Epidemiology ; 70(SUPPL 1):S268, 2022.
Artículo en Inglés | EMBASE | ID: covidwho-1854025

RESUMEN

COVID-19 causes high rates of mortality and morbidity in older adults, especially those with pre-existing conditions. Since epilepsy is associated with premature mortality, we aimed to evaluate in-hospital outcomes, including mortality, in older compared (>65) to younger adults (<65) with COVID-19 and epilepsy. We hypothesized that adults >65 years with epilepsy would have higher mortality despite adjustment for comorbidity. This retrospective study in a large multicenter New York health system included consecutive patients with epilepsy admitted with COVID-19 between 3/15/2020-5/17/2021. Epilepsy was identified using a validated ICD-CM based case definition. Outcomes were level of respiratory support, ICU admission, and mortality.

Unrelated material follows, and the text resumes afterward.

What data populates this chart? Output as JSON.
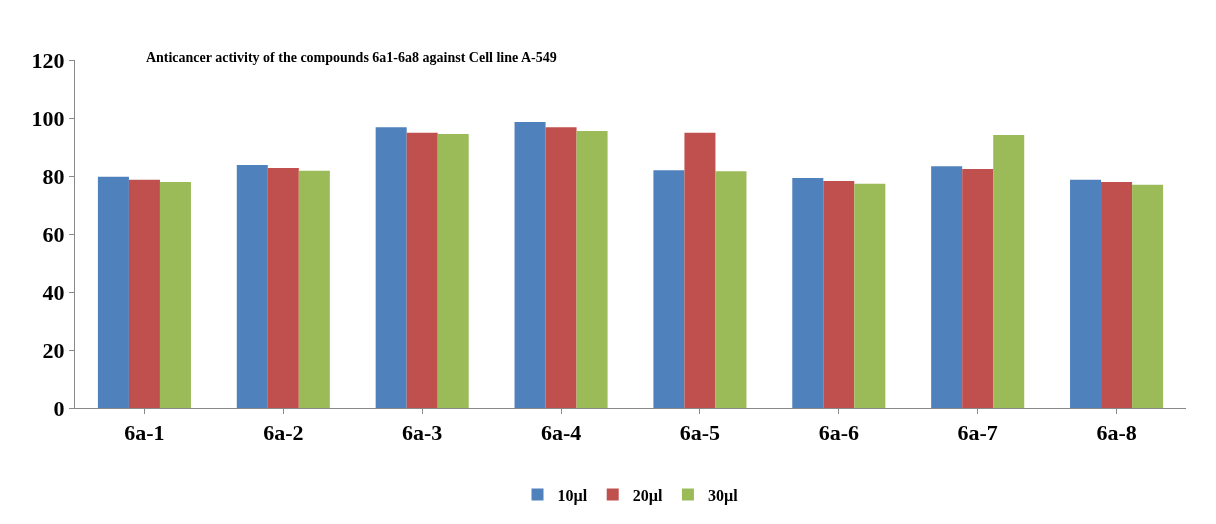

Chi-square tests, Fisher's exact tests, Student's t-tests and Mann-Whitney U or Kolmogorov Smirnov tests were conducted as appropriate. Multivariable logistic regression models were generated to examine factors associated with mortality. We identified 173 older and 161 younger adults with epilepsy and COVID-19. Median age of older (>65) compared to younger (<65) adults was 74 vs. 52 (p<.001). A larger proportion of older adults died in hospital (35.8% vs. 23%, p=.01). Older adults were less likely to be discharged to home (21.4% vs. 38.5%, p<.001) and more likely to go to a chronic care facility (19.7% vs. 10.0%, p<.001). Ventilation status (35.8% vs. 39.8%, p=.45) or ICU admission rate (34.7% vs. 44.1%, p=.08) were not significantly different between the age groups. Older adults had higher odds of mortality after adjusting for sex, race, language and Charlson Comorbidity Index (CCI) (OR, 2.04;95% CI, 1.22-3.40, p=0.01). Within the over 65 group, increasing years of age (OR 1.07;95% CI 1.02-1.12, p=0.01), and increasing CCI score (OR 1.16, 95% CI 1.01-1.32, p=0.03) were associated with in-hospital mortality while sex, race, and language were not. Our study found higher in-hospital mortality in older compared to younger adults with epilepsy diagnosed with COVID-19. Consistent with prior work, increasing age and increasing number of comorbid diseases was associated with increased odds of mortality, reinforcing the need to communicate risks of multimorbidity and COVID-19 in older adults with epilepsy.